The Rules isn’t just a book its a lifestyle. The Rules aren’t simply a list of things to do when interacting with men, they are a way of life. Once you really learn them and start to apply them your perspective and the way you do things will change. And quite frankly, most BW could stand to learn and apply them. Here’s why.
Face it. Many BW are clueless about online dating and vetting men for relationships and marriage. Many BW also have not had the opportunity to witness healthy, functional relationships. But NONE of this is your individual fault or failure! The people who should have had these conversations with you didn't or, were unavailable to do so. They may not have even thought it necessary to do so either. We may have heard the message "Don't have sex!" but nothing about how to navigate relationships with boys and men. We may have also been told to "Keep our heads in our books!" but nothing about how to mix, mingle, and socialize. None of us had control over the guidance (or lack there of) the adults in our lives gave us as children. What you can do now is recognize where you may be weak and find a way to be savvier and stronger and The Rules can help you do this.
Also keep in mind that this is not limited to BW- if it were the dating and relationship self help industry wouldn't exist.

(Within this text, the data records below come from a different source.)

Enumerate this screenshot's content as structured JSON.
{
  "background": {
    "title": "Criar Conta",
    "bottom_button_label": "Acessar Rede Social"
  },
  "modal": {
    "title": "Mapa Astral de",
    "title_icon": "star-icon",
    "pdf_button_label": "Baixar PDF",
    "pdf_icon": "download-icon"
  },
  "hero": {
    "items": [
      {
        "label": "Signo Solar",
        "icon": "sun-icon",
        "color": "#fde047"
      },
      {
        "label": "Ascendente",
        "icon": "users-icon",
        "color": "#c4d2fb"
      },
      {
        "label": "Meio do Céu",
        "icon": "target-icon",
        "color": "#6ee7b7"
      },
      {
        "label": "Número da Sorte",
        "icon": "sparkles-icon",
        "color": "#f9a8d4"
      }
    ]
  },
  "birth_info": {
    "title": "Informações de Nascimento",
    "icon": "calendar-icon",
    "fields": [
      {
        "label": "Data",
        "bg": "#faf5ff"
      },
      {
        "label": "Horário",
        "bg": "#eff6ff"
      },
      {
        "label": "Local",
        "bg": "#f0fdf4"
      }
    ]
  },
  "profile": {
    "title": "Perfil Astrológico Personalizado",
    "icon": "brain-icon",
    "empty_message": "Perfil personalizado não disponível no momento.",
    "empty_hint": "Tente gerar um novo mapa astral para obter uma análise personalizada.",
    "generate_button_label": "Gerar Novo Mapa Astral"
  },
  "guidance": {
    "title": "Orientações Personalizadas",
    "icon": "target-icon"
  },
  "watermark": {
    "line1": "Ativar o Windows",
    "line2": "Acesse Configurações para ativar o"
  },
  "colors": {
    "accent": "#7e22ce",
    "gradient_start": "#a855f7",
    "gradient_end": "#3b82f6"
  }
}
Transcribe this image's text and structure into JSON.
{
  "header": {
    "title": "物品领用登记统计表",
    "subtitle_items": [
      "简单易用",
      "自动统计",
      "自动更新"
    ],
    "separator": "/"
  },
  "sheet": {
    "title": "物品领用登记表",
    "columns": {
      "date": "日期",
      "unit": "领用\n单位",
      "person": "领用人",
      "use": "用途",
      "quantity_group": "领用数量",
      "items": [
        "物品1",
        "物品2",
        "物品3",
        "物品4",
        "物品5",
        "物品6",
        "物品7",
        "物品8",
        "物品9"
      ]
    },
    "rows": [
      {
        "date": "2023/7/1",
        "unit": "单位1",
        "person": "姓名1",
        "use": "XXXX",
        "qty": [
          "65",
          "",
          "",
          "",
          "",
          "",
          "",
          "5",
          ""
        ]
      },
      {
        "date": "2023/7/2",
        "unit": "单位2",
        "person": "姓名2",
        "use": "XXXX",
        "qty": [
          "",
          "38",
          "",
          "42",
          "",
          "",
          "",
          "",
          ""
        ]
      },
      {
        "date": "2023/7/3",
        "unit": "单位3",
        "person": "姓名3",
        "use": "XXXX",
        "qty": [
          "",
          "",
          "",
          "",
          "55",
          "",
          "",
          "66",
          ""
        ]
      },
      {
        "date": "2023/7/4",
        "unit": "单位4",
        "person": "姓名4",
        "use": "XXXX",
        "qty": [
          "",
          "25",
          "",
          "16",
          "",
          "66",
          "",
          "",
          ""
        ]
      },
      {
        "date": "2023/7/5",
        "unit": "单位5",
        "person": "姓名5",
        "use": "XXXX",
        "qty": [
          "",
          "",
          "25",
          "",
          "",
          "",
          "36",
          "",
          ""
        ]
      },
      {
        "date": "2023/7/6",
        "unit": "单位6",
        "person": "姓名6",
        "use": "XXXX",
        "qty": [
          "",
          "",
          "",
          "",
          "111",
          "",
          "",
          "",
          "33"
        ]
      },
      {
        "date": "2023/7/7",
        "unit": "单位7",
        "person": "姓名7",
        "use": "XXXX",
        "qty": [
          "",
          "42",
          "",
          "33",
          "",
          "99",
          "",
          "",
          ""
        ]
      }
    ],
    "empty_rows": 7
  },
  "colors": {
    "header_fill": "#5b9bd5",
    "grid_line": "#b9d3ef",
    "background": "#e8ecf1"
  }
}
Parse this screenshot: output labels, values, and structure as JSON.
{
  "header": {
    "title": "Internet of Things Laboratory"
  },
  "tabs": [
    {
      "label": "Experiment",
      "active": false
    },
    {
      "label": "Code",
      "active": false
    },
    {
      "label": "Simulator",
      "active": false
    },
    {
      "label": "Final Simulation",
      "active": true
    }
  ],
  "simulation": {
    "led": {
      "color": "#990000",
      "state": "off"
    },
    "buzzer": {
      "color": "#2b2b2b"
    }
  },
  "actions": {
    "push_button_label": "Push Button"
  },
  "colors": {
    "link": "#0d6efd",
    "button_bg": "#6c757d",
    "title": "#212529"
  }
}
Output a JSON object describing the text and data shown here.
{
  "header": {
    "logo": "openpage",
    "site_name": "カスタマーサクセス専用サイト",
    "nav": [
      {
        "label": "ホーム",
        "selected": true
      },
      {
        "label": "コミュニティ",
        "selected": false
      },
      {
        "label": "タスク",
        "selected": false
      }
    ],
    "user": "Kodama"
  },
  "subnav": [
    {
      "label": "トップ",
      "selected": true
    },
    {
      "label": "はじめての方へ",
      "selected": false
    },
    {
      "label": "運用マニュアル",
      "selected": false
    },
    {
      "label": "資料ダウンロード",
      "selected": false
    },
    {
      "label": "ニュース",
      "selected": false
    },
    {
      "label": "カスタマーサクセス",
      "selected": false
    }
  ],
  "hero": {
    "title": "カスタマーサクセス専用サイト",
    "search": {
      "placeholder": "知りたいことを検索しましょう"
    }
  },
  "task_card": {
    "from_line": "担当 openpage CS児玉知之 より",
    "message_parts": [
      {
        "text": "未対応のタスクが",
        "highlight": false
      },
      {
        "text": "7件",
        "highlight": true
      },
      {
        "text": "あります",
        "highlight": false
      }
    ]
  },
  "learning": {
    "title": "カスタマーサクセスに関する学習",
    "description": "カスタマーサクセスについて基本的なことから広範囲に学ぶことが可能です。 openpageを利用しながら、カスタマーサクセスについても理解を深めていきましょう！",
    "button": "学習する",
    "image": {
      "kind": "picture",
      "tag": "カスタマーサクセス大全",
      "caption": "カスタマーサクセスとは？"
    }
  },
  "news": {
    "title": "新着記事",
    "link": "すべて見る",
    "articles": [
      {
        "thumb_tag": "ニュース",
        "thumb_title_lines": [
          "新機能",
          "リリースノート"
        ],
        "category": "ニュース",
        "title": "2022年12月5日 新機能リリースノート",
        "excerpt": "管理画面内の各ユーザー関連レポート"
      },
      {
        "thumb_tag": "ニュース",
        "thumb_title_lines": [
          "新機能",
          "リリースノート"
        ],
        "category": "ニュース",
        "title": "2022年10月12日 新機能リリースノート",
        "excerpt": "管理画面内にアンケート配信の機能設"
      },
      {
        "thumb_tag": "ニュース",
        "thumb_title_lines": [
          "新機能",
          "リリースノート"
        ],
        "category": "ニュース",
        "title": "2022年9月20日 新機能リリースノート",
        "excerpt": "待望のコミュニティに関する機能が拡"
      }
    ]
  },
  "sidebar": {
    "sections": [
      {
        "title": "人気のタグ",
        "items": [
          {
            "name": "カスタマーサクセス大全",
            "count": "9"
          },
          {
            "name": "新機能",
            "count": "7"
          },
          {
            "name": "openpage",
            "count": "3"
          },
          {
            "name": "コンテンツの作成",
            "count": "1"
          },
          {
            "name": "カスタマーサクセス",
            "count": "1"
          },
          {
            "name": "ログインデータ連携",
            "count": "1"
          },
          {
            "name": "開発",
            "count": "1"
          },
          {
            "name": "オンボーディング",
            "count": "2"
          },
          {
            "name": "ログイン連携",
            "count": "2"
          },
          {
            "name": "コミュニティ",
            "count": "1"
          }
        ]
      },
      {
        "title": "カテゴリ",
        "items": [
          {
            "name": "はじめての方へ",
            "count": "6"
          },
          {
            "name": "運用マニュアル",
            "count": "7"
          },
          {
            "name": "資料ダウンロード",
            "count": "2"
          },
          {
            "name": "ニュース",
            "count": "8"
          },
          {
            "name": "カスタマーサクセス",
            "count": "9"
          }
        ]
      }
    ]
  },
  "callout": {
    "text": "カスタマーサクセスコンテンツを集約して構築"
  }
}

Follow The Rules and you won’t go wrong. A lot of people like to say that The Rules are about playing games with men. They’re not. They are about setting boundaries and having standards. The Rules gives you the tools to evaluate and vet men for relationships and eventually marriage- if that is what you desire. No more second guessing yourself or him, with The Rules you will know where you stand.
Also speaking from observation and experience, Rules Girls attract the best men! Quality men like women who are a challenge and are not easily available. They like women who have healthy boundaries, self esteem, and standards because they typically do too! This means he will be willing to bring his A-game to the table in courting you. Losers and laggards don't want to have to work- for anything!
The Rules have helped me to spot time wasters, email pen-pals, texters, players, cheapskates, lazy and selfish men, scam artists, boundary violators, MARRIED and otherwise unavailable men EARLY. There are certain behaviors that will signal the aforementioned red flags. You can completely avoid being caught up in an unhealthy, undesirable, or down right dangerous situation completely. Weed out the duds so you can stop wasting your precious time.
You may not have as many men in your life as you did before The Rules or that non-Rules Girls have but, you won’t have to deal with the drama and insecurities that come with non-committal and indifferent men. For some single men the status quo works very well for them. DBRs don’t want more women doing The Rules because that means they’d have to change they way they behave. They’d like for you to continue to believe that The Rules are only for white or other groups of women.
Less drama = less bitterness = a more positive attitude = more approachable to healthy men.
All that said, I am glad to see more BW being curious and asking questions about The Rules. I’m also glad to see more BW embracing them. I hope you will consider giving them a chance too.